Sometimes, parents feel guilty toward their children following a divorce, which may have given rise to some negative emotions. Often the temptation for parents, whether they have child custody or visitation rights, is to reach for a quick and easy fix by buying children presents, perhaps lavish ones. The truth is that children will benefit more from increased care and attention from a parent than from a gift of the latest electronic gizmo or expensive clothes. Additionally, children often know what is going on, and may think you are trying to buy their affection and approval with bribes.
What children really need is enhanced stability and security. That means making sure that any missing furniture in the household caused by the couple splitting apart is replaced, or the room rearranged to account for it, rather than the children seeing a big gaping hole in the room that reminds them of one parent's absence. Each parent's living space should have adequate accommodations for the children, even if they are only occasional overnight visitors rather than living there.
Each divorced parent should encourage the other to become or remain a good parent. It is extremely destructive to do things to undermine this or to try to get children to "take sides" following a divorce.
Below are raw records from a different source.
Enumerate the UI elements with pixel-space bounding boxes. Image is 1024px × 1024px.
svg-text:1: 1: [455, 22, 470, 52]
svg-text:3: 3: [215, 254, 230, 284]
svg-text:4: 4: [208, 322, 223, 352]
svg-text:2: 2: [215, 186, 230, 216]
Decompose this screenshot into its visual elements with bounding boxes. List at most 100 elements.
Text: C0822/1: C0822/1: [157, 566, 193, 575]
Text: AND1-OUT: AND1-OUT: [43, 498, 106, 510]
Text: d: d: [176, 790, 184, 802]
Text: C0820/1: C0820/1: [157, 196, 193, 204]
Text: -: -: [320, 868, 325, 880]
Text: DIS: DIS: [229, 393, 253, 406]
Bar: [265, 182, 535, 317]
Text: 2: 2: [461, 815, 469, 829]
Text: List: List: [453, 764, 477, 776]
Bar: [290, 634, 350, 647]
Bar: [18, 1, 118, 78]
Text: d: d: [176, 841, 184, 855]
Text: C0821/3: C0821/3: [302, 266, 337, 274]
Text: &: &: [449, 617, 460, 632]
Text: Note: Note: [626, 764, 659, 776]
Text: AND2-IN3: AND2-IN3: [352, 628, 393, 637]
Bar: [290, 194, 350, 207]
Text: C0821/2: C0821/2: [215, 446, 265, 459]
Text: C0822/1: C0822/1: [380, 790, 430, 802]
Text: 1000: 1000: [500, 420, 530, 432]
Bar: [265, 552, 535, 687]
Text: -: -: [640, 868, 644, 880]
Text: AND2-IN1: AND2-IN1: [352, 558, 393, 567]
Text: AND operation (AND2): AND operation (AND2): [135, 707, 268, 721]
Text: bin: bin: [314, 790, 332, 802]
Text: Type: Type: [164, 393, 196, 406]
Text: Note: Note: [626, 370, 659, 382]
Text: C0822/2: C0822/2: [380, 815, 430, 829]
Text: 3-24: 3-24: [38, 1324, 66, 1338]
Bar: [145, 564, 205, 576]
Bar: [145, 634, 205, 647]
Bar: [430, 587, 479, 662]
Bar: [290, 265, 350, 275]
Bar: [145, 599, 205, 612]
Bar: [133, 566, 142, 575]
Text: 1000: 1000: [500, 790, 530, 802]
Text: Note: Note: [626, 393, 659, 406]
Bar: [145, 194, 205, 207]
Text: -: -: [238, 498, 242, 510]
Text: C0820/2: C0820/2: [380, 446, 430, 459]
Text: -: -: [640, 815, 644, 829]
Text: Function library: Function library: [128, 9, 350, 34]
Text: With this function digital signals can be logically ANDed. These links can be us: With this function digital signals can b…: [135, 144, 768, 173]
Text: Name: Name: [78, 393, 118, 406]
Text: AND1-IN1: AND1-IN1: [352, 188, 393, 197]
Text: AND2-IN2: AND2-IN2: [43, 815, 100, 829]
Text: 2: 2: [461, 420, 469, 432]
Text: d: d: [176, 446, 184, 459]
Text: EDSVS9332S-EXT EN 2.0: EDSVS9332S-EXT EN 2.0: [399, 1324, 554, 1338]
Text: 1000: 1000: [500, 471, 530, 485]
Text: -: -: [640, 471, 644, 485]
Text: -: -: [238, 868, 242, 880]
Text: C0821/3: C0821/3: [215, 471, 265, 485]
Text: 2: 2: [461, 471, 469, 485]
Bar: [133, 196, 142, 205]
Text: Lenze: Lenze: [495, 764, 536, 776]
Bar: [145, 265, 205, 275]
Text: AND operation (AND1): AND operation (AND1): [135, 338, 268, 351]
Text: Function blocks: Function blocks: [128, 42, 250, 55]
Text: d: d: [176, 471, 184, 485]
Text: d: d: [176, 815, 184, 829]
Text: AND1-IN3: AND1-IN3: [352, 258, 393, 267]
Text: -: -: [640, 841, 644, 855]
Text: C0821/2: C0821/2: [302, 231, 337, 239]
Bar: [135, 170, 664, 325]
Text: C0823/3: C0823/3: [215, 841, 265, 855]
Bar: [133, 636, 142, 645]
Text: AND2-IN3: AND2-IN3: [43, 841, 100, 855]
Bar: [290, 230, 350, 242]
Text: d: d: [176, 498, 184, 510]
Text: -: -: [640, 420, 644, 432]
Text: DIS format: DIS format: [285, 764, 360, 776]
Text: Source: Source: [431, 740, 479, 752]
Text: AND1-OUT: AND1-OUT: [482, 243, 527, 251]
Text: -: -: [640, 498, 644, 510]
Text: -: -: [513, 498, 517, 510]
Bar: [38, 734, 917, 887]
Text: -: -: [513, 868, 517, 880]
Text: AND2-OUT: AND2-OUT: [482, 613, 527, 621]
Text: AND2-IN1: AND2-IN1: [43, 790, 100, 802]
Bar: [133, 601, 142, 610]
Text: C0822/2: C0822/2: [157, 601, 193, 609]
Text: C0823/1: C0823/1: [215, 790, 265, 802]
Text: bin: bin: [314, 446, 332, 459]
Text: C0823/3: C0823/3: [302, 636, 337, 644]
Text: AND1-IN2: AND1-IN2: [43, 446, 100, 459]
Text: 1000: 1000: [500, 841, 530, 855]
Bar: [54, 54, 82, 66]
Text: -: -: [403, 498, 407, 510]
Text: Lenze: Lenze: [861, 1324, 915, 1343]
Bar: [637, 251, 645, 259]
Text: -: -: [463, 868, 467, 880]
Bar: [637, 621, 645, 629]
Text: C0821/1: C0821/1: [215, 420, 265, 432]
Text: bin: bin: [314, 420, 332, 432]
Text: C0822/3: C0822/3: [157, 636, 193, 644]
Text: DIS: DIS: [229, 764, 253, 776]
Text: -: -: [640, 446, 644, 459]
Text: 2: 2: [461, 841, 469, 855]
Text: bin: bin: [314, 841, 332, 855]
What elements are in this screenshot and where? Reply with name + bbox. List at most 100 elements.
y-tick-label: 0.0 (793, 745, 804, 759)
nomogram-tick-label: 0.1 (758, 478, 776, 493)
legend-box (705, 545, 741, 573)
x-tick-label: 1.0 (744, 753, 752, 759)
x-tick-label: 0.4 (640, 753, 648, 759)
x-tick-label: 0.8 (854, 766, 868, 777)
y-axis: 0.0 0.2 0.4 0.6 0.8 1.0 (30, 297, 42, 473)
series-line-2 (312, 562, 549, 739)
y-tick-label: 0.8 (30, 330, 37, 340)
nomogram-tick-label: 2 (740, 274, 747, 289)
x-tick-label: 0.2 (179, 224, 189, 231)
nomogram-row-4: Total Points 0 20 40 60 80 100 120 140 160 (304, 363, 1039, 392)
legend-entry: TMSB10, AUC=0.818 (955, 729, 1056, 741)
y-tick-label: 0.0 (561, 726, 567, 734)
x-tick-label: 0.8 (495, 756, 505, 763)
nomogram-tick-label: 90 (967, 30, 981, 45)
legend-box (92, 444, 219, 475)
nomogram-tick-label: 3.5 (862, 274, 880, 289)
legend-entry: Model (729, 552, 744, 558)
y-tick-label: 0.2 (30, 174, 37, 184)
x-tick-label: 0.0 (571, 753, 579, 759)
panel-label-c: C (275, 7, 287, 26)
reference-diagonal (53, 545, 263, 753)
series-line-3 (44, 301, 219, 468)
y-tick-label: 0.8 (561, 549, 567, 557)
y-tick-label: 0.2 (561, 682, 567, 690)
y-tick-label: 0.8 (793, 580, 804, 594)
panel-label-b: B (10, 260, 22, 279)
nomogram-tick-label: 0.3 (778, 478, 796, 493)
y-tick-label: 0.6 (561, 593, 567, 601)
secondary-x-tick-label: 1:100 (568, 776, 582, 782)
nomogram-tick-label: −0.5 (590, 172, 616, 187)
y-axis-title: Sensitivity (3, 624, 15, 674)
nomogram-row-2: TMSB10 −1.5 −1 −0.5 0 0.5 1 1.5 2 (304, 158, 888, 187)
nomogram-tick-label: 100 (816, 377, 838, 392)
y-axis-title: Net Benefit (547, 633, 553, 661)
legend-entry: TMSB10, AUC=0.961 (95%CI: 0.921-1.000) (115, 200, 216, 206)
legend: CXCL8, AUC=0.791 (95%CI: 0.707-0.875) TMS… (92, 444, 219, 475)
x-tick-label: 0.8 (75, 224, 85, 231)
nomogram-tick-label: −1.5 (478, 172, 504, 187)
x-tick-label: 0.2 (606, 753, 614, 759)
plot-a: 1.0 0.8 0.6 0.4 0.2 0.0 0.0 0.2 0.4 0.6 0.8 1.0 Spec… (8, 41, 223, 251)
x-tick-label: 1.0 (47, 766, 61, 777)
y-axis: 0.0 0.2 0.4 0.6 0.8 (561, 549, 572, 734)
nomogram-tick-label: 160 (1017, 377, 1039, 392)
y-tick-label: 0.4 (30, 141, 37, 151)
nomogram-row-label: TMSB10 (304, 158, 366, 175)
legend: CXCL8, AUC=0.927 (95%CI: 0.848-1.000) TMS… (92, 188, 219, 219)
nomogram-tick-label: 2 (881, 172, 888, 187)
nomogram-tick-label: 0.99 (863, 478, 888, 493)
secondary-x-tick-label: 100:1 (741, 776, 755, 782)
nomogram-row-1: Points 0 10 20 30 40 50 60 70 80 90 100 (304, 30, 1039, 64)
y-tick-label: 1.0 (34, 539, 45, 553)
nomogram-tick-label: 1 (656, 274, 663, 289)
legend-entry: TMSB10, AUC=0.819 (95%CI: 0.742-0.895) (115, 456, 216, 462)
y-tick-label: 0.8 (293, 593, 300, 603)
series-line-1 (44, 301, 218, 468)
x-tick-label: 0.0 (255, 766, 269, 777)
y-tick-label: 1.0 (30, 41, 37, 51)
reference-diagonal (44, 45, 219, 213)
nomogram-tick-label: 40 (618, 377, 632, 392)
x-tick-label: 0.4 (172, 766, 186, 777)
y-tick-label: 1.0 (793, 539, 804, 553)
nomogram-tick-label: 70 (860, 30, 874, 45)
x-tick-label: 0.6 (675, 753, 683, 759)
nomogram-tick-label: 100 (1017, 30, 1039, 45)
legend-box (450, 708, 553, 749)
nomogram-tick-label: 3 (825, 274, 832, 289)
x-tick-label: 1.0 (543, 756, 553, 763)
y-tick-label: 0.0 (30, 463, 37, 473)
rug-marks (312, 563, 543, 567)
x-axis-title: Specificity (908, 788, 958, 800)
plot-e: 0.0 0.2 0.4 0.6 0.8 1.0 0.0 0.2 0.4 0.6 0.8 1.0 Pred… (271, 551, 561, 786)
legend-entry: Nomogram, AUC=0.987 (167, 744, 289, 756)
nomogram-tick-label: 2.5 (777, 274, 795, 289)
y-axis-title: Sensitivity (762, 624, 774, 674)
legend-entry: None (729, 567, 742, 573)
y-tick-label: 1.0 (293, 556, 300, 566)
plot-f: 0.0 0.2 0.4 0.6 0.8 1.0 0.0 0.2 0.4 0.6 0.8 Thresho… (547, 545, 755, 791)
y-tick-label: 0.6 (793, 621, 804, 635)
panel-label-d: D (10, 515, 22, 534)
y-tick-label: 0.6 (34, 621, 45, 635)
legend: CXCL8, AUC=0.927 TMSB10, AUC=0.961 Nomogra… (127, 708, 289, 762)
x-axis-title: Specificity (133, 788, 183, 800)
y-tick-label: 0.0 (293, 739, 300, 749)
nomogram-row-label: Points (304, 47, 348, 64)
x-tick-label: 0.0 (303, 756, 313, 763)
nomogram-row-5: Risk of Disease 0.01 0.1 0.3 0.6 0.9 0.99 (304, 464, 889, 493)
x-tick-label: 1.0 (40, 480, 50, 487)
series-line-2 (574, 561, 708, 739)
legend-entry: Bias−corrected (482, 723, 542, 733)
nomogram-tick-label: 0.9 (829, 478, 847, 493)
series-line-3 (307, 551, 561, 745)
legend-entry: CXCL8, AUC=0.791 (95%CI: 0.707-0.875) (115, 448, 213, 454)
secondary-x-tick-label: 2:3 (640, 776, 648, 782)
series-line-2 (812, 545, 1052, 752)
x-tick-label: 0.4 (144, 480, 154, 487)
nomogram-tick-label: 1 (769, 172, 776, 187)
Children should not be used as the confidants of their parents. They are not adults and should not be burdened with adult worries or concerns. A divorced parent should have other adult friends for support and to discuss problems with. Children need to feel that they can rely on their parents for support and encouragement, not the other way around.
A parent going through a divorce should also consider holding off on re-entering the world of dating until after the divorce is final. At a minimum, children should not be involved in their father or mother's dating relationships at this early point, as they may find it confusing or disturbing.